A low pH does not help fish cope with ammonia poisoning. It changes NH3 to NH4+, which is not toxic, thereby preventing ammonia toxicity in the first place.

Well, dont you think by stopping the fish from absorbing it, it helps the fish cope with the enviroment at hand?

Yes, a lower ph makes ammonia less harmful to fish and reduces the toxicity of nitrite to the fish. The info you have posted is very helpful, it gives the explanation of why it helps the fish cope with ammonia and nitrite poisoning.. doesn't make the other info that is posted wrong..;)
 
I was responding to CK telling me I was wrong to say that chloride prevents uptake of nitrite. It does.

As to ammonia, I enjoy splitting the odd hair ;)
 
Thanks guys. It has been crazy here today. I tried to update everyone earlier before I had to rush out again. I accidently hit the back button before I posted and lost it. I had to hurry out and didn't have time to retype a post.

I tested nitrites this morning before leaving for work, and was prepared to do an emergency water change, but the nitrites are back to 0.

I think the water change/vacuum stirred up a lot of decay and sent everything off, though I can see that I need to really vacuum a lot more and be careful with feeding.

I guess the Prime helped until the beneficial bacteria caught up and took care of things.

I think I have too much gravel in the tank. 2 1/2 to 3 inches maybe, and food and gunk are not getting sucked out as much as needed.

I had read about the salt/nitrite uptake issue doing research on a UK website, Practical Fishkeeping, but didn't know if if would hurt or help the inverts in my tank and didn't know dosing info either.

Thanks for the info, I'll use that next time, or should I go ahead and dose for good measure?

Also, please let me know if my snail will be OK with that dose, thanks.

Tank setup:

The tank was set up on Jue 10, 2008 and became cycled by the end of August.
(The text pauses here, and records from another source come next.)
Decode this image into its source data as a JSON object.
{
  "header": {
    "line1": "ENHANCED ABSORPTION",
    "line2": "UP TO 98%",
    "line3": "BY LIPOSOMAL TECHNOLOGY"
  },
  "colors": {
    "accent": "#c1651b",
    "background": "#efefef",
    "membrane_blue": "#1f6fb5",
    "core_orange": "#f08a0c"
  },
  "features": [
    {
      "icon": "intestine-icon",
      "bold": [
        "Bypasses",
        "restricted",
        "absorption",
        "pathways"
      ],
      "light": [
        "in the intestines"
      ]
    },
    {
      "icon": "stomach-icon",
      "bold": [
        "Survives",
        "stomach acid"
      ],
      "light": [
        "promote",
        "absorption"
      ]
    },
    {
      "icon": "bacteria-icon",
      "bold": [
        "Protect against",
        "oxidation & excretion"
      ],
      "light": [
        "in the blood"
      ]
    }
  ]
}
Started off with too many fish, but managed to keep the casualties low, considering how things go with a new aquarium, especially small tanks.

After a couple of mini cycles, a dechlorination accident, a couple of fatalities going through the learning curve I have been able to keep the tank stable, though I really need to rehome some occupants.

Jackiomy in CA is going to take my brochis so he can join her little crew of brochis as soon as her tank is OK and I'm sure my tank is cured of ich, or at least until I'm positive my tank never actually had ich in the first place.

She might even be willing to take my otos, though I haven't asked her, and I really want to keep them, and I'm trying to convince my husband that a large tank is really easier to manage. (I will do a fishless cycle this time!)

As far as meds go, the only thing I have been using is Kordon Ich Attack, and Melafix, temp increased to 81.

A lump/nodule/cyst on a guppy's fin ray seemed to be ich but after 2 weeks and no outbreak I'm pretty sure it was not ich, unless I just caught it extremely early.

I'm very nearsighted and so when I take my glasses off I can zoom in really close, so maybe I saw the speck earlier than most would

Anyway, regarding the nitrite issue.

I think I need to remove a lot of gravel. How would you do that, and how big a mess will this make on my parameters. Also, how traumatic will that be to the occupants? 1 brochis, 2 otos, 2 ADFs, 1 bridgesii, 1 guppy, 3 ghost shrimp.

I have a 5 gallon QT. Should I move everybody over there while I clean out the 10 gallon.

I have brightly colored gravel in there when we set it up for my nephew, and I'd rather have something more natural looking.

I am going to do a water change now or in the morning,
but I'm worried about stirring up everything and causing spikes again.

Do you think the tums tab added right after a water change was a bad move? Could that have increased the problem with the params at such a time? The water was so murky all day that I put the carbon filter back in.

After 2 weeks of elevated temp and the Ich Attack, wouldn't ich be obvious by now.

Should I continue with the Ich Attack just to be certain?

What do you recommend?

Sorry for so many questions... I really do appreciate your advise, and I'm so grateful to have found this forum.